Brent Peterson, a cottager who speaks for 45 families with property on McCauley Lake, says this is not a case of NIMBYism, where people simply don’t want to get too close to the necessary but obtrusive aspects of life. He says it’s not about individuals but about an unspoiled area that is “about to be industrialized.”
“It doesn’t make sense to me to go and tear down a forest to put industry in the name of green,” Mr. Peterson said. “Some areas don’t make sense for the green industry, aesthetics or no aesthetics.”
There’s only one problem here:
There’s no such thing as “wild.” “Unspoiled” vanished approximately 10,000 years ago when the first humans traipsed across the land bridge into North America. This idea that any space without obvious human constructions such as buildings or roads in it is somehow pristine or unaltered is both persistent and completely false.
Human beings are animals. All animals modify their environments. Beavers cut down trees and flood forests with their dams. Insects devour forests. Beech seedlings can’t grow under adult beech trees, and maple seedlings can’t grow under adult maple trees, which is directly responsible for Southern Ontario’s very stable mix of beech and maple trees in its climax ecosystems. The shallow roots and acidic leaves of pine trees choke out the undergrowth. Ants distribute trillium seeds by eating their juicy exteriors. Humans are no exception to this. Whether you can see our activities tangibly on the landscape in something definitely human like a hut or a skyscraper or a wind turbine or a dam is irrelevant; even in the depths of the amazon rainforest, the activities of the local hunter-gatherers have modified the mix of species (in such a way that species edible to humans are far more dominant than they otherwise would be). Layers of pollution coat the antarctic, thanks to air and water currents. And Algonquin Park? Thanks to 10,000 years of human habitation, even before the arrival of the Europeans, Algonquin Park is already not what it would have been without us. By now it is dramatically different. We camp there, hike there, fly over it, fish it, hunt in it, burn coal upwind of it. It is not pristine. It only looks pristine.
There is no wild.
Humans will inevitably modify any environment they live in or nearby. We are animals; we can’t exempt ourselves from natural processes, even with good intentions.

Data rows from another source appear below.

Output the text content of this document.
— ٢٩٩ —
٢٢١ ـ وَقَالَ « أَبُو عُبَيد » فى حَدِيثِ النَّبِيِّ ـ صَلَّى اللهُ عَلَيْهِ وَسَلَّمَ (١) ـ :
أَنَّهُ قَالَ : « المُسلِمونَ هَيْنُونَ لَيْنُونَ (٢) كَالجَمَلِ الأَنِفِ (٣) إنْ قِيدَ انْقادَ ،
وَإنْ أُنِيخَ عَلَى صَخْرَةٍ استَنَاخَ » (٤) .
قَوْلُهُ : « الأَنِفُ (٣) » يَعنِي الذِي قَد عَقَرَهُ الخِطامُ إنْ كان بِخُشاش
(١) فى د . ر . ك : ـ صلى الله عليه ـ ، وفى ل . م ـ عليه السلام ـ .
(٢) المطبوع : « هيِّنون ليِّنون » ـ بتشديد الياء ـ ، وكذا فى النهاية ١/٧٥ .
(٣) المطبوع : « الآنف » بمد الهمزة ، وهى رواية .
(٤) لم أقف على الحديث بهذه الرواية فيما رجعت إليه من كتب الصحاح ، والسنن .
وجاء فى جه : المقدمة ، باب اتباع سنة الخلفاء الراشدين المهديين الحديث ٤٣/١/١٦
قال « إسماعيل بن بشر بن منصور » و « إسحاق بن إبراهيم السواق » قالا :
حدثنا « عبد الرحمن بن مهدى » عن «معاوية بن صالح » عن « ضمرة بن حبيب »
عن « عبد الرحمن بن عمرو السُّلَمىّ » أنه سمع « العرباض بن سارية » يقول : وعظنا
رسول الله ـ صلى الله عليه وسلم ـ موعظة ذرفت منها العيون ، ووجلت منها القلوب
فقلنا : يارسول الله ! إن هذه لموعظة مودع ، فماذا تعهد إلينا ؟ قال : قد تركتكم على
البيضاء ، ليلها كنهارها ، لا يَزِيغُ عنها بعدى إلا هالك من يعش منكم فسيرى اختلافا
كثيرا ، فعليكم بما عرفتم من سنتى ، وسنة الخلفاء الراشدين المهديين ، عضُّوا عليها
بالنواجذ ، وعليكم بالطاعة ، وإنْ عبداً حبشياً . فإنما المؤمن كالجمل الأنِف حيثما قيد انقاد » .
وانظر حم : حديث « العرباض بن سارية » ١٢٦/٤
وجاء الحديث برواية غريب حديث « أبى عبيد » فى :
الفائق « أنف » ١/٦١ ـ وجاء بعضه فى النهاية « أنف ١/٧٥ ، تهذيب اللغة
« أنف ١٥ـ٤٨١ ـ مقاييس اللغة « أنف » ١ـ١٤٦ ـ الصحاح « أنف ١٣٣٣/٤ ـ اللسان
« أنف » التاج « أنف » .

Rather than ask ourselves, “what can we do to keep this place unspoiled?”, which is impossible and puts us in a losing position from the outset, it would be more constructive to ask, “what are the effects of this activity likely to be, and do we want those effects, or not?”
This creek runs through a small ravine behind several detached homes, and is part of the Don River watershed. The greenspace it runs through isn’t part of the park or trail systems, but it’s well-used. It is, quite clearly, not untouched or pristine, given the wire that likely once created gabion baskets. It’s all incorporated into a natural system now that seems to run without any human inputs–save the dog-walkers and the offerings they may leave behind.